Regular readers of this series will have come to realise that throughout my explorations of the ginaissance, my preference is for the classic juniper-led London Dry Gins rather than the botanically loaded contemporary gins. Occasionally, very occasionally, something comes along which makes me reconsider my prejudices. One such gin is Pink Pepper Gin from Audemus Spirits.
The rather dumpy bottle with a slightly pale yellow liquid had caught my attention on the shelves of my local Waitrose but the price of £40 had rather put me off. Fortified by a nice win on the Premium Bonds, a money-off voucher and a timely drop in price I was encouraged to take the plunge. And I wasn’t disappointed.
It is French, distilled in the Cognac region and has been on the market since late 2013. It was originally produced by Audemus to trial their ability to distil spirits but so popular was the hooch that they watered down plans to be a third party distiller and concentrated on knocking out their very distinctive gin.
It is distinctive in a number of ways, firstly in the range of botanicals – nine in all – that they have chosen, two of which have a whiff of controversy about them in certain parts of the world. The first is pink peppercorn which has given the spirit its name. Botanically it is not a black pepper but is rather a berry from a bush found in South America. However, the similarities to the black peppercorn in shape and its slight peppery Taste have given it its popular name. But the American Food and Drug Administration are not amused, preferring a spade to be called a spade, and there has been a bit of a stushie with the French government over its import. The French should stand firm – it will mean more for us to consume!
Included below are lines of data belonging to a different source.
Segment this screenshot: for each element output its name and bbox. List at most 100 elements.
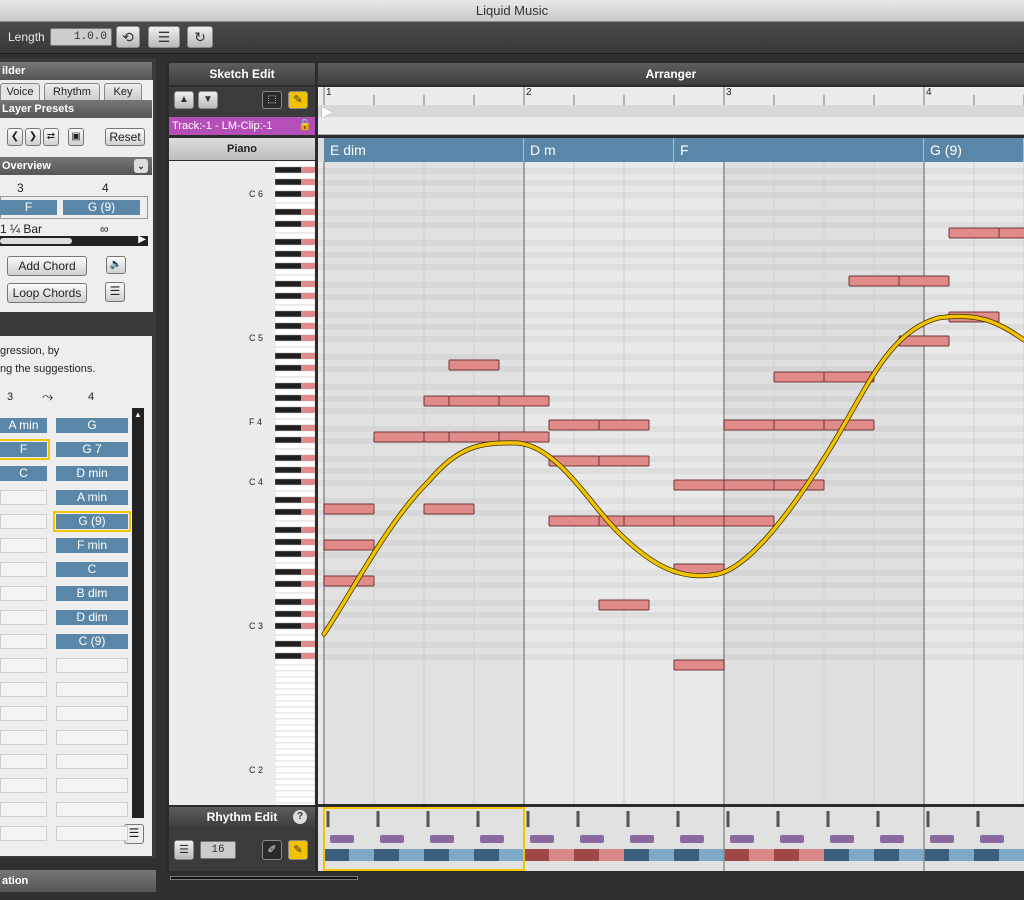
tab-voice[interactable]: Voice [0,83,40,100]
empty-suggestion-slot[interactable] [0,586,47,601]
empty-suggestion-slot[interactable] [0,514,47,529]
suggestion-chip[interactable]: C [0,466,47,481]
suggestion-chip[interactable]: G [56,418,128,433]
loop-chords-button[interactable]: Loop Chords [7,283,87,303]
empty-suggestion-slot[interactable] [0,730,47,745]
save-icon[interactable]: ▣ [68,128,84,146]
empty-suggestion-slot[interactable] [56,682,128,697]
instructions-line2: ng the suggestions. [0,363,96,375]
add-chord-button[interactable]: Add Chord [7,256,87,276]
suggestion-chip[interactable]: D min [56,466,128,481]
suggestion-chip[interactable]: F [0,439,50,460]
rhythm-pattern [318,807,1024,871]
empty-suggestion-slot[interactable] [0,754,47,769]
brush-icon[interactable]: ✎ [288,91,308,109]
suggestion-chip[interactable]: D dim [56,610,128,625]
pencil-icon[interactable]: ✎ [288,840,308,860]
length-input[interactable]: 1.0.0 [50,28,112,46]
select-icon[interactable]: ⬚ [262,91,282,109]
lock-icon[interactable]: 🔒 [298,118,312,131]
suggestion-chip[interactable]: C [56,562,128,577]
list-menu-icon[interactable]: ☰ [105,282,125,302]
playhead-icon[interactable]: ▶ [322,103,333,120]
suggestion-chip[interactable]: B dim [56,586,128,601]
note-label-c6: C 6 [249,189,264,199]
empty-suggestion-slot[interactable] [56,778,128,793]
scroll-up-icon[interactable]: ▲ [174,91,194,109]
help-icon[interactable]: ? [293,810,307,824]
loop-icon[interactable]: ⟲ [116,26,140,48]
length-label: Length [8,30,45,44]
note-label-f4: F 4 [249,417,263,427]
empty-suggestion-slot[interactable] [56,826,128,841]
empty-suggestion-slot[interactable] [0,490,47,505]
suggestion-chip[interactable]: F min [56,538,128,553]
empty-suggestion-slot[interactable] [0,802,47,817]
tab-key[interactable]: Key [104,83,142,100]
speaker-icon[interactable]: 🔈 [106,256,126,274]
tab-rhythm[interactable]: Rhythm [44,83,100,100]
empty-suggestion-slot[interactable] [0,682,47,697]
empty-suggestion-slot[interactable] [0,562,47,577]
empty-suggestion-slot[interactable] [0,634,47,649]
empty-suggestion-slot[interactable] [56,658,128,673]
window-title-bar: Liquid Music [0,0,1024,22]
note-label-c2: C 2 [249,765,264,775]
footer-header: ation [0,870,156,892]
shuffle-icon[interactable]: ⇄ [43,128,59,146]
empty-suggestion-slot[interactable] [0,706,47,721]
erase-icon[interactable]: ✐ [262,840,282,860]
arrangement-icon[interactable]: ☰ [148,26,180,48]
sketch-edit-title: Sketch Edit [209,67,275,81]
suggestion-chip[interactable]: A min [0,418,47,433]
empty-suggestion-slot[interactable] [0,538,47,553]
piano-keyboard[interactable] [275,161,315,805]
reset-button[interactable]: Reset [105,128,145,146]
prev-preset-icon[interactable]: ❮ [7,128,23,146]
suggestion-chip[interactable]: A min [56,490,128,505]
overview-scrollbar[interactable]: ▶ [0,234,148,246]
scroll-up-icon[interactable]: ▲ [133,410,143,420]
rhythm-menu-icon[interactable]: ☰ [174,840,194,860]
suggestion-chip[interactable]: G 7 [56,442,128,457]
play-icon[interactable]: ▶ [138,234,146,245]
overview-chord-g9[interactable]: G (9) [63,200,140,215]
layer-presets-header: Layer Presets [0,100,152,118]
overview-header: Overview ⌄ [0,157,152,175]
empty-suggestion-slot[interactable] [56,754,128,769]
empty-suggestion-slot[interactable] [0,826,47,841]
empty-suggestion-slot[interactable] [0,778,47,793]
suggestion-chip[interactable]: C (9) [56,634,128,649]
arrow-icon: ⤳ [42,388,54,404]
rhythm-grid-input[interactable]: 16 [200,841,236,859]
piano-roll[interactable] [318,162,1024,804]
chord-f[interactable]: F [674,138,924,162]
ruler-ticks [318,87,1024,117]
empty-suggestion-slot[interactable] [56,802,128,817]
chord-g9[interactable]: G (9) [924,138,1024,162]
timeline-ruler[interactable]: 1 2 3 4 ▶ [318,87,1024,135]
instrument-label: Piano [169,138,315,160]
note-label-c4: C 4 [249,477,264,487]
empty-suggestion-slot[interactable] [0,658,47,673]
empty-suggestion-slot[interactable] [56,730,128,745]
empty-suggestion-slot[interactable] [0,610,47,625]
builder-title: ilder [2,65,26,77]
chord-e-dim[interactable]: E dim [324,138,524,162]
next-preset-icon[interactable]: ❯ [25,128,41,146]
scroll-down-icon[interactable]: ▼ [198,91,218,109]
overview-chord-f[interactable]: F [0,200,57,215]
suggestion-chip[interactable]: G (9) [53,511,131,532]
empty-suggestion-slot[interactable] [56,706,128,721]
suggestions-scrollbar[interactable]: ▲ [132,408,144,818]
refresh-icon[interactable]: ↻ [187,26,213,48]
infinity-label: ∞ [100,222,109,236]
bar-2-label: 2 [526,87,532,98]
collapse-icon[interactable]: ⌄ [134,159,148,173]
bar-4-label: 4 [926,87,932,98]
rhythm-lane[interactable] [318,807,1024,871]
chord-d-m[interactable]: D m [524,138,674,162]
instructions-line1: gression, by [0,345,60,357]
footer-title: ation [2,875,29,887]
horizontal-scrollbar[interactable] [170,876,358,880]
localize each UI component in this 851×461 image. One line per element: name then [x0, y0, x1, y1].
The other botanical used which is under a bit of a cloud is the tonka bean which is a definite no-no State-side. There are two reasons for this – a high level of coumarin which is moderately toxic to the liver and kidneys and because it was often used as a cheap substitute for Vanilla. But, hey, I am doing enough damage to my liver and kidneys drinking gin that a bit of coumarin won’t make too much difference. What is undeniable is that it imparts a wonderful blend of taste sensations ranging from vanilla through to honey, caramel and cinnamon.
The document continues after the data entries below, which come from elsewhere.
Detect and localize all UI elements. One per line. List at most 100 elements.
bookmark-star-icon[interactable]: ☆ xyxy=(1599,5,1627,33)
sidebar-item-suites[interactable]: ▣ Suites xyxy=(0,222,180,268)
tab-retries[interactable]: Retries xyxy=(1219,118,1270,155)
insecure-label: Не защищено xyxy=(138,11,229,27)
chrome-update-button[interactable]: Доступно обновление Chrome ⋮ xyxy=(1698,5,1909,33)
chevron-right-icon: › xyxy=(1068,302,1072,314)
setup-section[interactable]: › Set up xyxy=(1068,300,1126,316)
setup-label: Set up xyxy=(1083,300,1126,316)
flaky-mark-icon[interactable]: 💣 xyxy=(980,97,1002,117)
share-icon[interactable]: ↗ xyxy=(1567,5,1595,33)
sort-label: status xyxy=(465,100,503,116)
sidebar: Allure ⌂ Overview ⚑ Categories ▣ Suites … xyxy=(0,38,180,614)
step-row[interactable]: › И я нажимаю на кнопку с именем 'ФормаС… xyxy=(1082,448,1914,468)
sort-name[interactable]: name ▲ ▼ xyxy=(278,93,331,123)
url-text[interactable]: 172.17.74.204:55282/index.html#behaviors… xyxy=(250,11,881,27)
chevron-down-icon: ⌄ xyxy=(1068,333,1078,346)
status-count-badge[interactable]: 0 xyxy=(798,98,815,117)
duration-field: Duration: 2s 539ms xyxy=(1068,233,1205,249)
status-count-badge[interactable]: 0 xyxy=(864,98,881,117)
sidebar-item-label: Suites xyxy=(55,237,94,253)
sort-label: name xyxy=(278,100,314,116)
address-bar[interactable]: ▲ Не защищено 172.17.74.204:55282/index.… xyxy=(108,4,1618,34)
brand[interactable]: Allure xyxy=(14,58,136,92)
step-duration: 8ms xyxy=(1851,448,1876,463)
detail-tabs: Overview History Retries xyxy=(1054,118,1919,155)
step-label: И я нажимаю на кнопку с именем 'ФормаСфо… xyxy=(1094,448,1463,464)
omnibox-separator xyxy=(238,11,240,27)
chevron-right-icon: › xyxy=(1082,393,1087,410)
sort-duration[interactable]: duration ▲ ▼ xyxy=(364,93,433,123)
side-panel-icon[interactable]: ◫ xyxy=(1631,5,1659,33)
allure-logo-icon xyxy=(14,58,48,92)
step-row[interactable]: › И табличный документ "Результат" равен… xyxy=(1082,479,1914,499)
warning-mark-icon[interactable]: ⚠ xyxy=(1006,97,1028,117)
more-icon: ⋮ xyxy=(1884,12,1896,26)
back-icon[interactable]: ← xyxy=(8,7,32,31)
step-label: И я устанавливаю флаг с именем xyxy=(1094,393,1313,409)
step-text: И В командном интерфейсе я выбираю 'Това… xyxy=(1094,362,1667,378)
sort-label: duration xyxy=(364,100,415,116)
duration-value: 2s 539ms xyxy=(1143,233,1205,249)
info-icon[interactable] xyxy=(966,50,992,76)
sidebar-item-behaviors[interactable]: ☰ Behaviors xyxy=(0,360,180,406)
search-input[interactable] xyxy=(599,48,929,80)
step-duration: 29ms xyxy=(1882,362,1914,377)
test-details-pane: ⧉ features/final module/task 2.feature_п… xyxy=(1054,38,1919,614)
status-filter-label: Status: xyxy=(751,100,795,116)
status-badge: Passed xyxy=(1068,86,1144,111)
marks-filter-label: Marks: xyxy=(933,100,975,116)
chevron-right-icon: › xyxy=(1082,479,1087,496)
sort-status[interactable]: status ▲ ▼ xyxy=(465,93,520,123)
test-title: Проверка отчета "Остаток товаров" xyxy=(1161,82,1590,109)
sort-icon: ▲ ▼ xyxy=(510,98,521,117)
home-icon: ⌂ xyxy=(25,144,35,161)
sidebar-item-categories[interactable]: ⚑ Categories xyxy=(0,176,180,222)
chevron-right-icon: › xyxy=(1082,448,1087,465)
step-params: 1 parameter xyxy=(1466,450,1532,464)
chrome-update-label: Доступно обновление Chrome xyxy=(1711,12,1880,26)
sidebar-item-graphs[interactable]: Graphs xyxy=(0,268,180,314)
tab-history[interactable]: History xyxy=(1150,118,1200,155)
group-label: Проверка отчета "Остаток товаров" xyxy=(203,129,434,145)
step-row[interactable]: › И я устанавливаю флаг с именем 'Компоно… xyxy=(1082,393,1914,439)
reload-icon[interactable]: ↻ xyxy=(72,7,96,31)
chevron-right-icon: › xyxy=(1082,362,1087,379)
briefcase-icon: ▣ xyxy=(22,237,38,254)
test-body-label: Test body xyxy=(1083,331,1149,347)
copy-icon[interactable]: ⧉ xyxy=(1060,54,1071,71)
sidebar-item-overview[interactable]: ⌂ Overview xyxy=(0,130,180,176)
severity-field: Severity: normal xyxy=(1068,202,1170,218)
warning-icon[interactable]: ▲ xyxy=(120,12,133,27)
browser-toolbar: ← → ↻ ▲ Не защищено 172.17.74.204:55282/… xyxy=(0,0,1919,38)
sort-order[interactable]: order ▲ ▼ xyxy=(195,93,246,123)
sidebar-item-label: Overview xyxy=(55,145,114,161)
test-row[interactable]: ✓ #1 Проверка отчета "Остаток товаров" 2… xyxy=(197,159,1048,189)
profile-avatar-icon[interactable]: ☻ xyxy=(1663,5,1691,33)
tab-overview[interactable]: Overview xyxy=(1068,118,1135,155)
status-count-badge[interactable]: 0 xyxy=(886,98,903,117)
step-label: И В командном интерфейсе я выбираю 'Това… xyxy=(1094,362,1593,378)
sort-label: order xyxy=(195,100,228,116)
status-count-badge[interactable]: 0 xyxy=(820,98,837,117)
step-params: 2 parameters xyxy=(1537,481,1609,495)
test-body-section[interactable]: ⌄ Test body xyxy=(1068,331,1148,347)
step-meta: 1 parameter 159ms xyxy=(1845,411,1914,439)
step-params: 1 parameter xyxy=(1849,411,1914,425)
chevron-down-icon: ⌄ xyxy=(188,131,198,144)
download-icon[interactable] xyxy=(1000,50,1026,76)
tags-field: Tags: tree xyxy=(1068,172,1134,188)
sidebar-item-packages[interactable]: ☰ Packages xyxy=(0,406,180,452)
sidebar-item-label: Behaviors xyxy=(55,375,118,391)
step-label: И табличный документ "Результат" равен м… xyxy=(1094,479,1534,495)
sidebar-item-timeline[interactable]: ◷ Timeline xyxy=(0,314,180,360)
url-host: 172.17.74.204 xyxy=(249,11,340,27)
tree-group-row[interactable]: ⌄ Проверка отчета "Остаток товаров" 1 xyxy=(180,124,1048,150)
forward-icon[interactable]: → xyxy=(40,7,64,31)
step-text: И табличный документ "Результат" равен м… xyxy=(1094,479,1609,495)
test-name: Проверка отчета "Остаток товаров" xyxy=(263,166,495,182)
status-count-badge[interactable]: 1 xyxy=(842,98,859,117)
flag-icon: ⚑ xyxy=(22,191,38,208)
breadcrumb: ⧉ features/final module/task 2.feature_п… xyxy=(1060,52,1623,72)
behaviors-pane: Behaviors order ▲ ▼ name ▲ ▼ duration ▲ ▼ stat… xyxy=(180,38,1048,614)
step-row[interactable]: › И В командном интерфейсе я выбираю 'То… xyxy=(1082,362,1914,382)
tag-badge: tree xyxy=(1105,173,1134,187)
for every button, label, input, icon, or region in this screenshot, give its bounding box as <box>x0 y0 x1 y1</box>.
What is missing is juniper’s usual companion, coriander – another mark of distinction. For the record, the other botanicals which are named – two are anonymous – are black cardamom, cinnamon, honey and vanilla. The gin is made using the fractional method which means that each botanical is steeped and distilled separately in a neutral wine spirit base before being blended and proofed down to the still punchy 44% ABV, rather than all thrown into the mix together. Yet another mark of distinction.
On removing the synthetic cork stopper, it has a spicy, perhaps peppery aroma with more than a hint of citrus, perhaps one or both of the unnamed botanicals. The taste is complex, well-balanced and an exotic blend of sweetness and spice. It is slightly oily in the mouth and it leaves a wonderful sensation of vanilla and pepper as an aftertaste. It is also incredibly moreish.
Apparently, the taste of the gin changes with age, with the sweeter notes enhanced. Maybe I will be disciplined enough to find out with the next bottle. This is a gin that knocks all your preconceptions about contemporary gin into a cocked chapeau.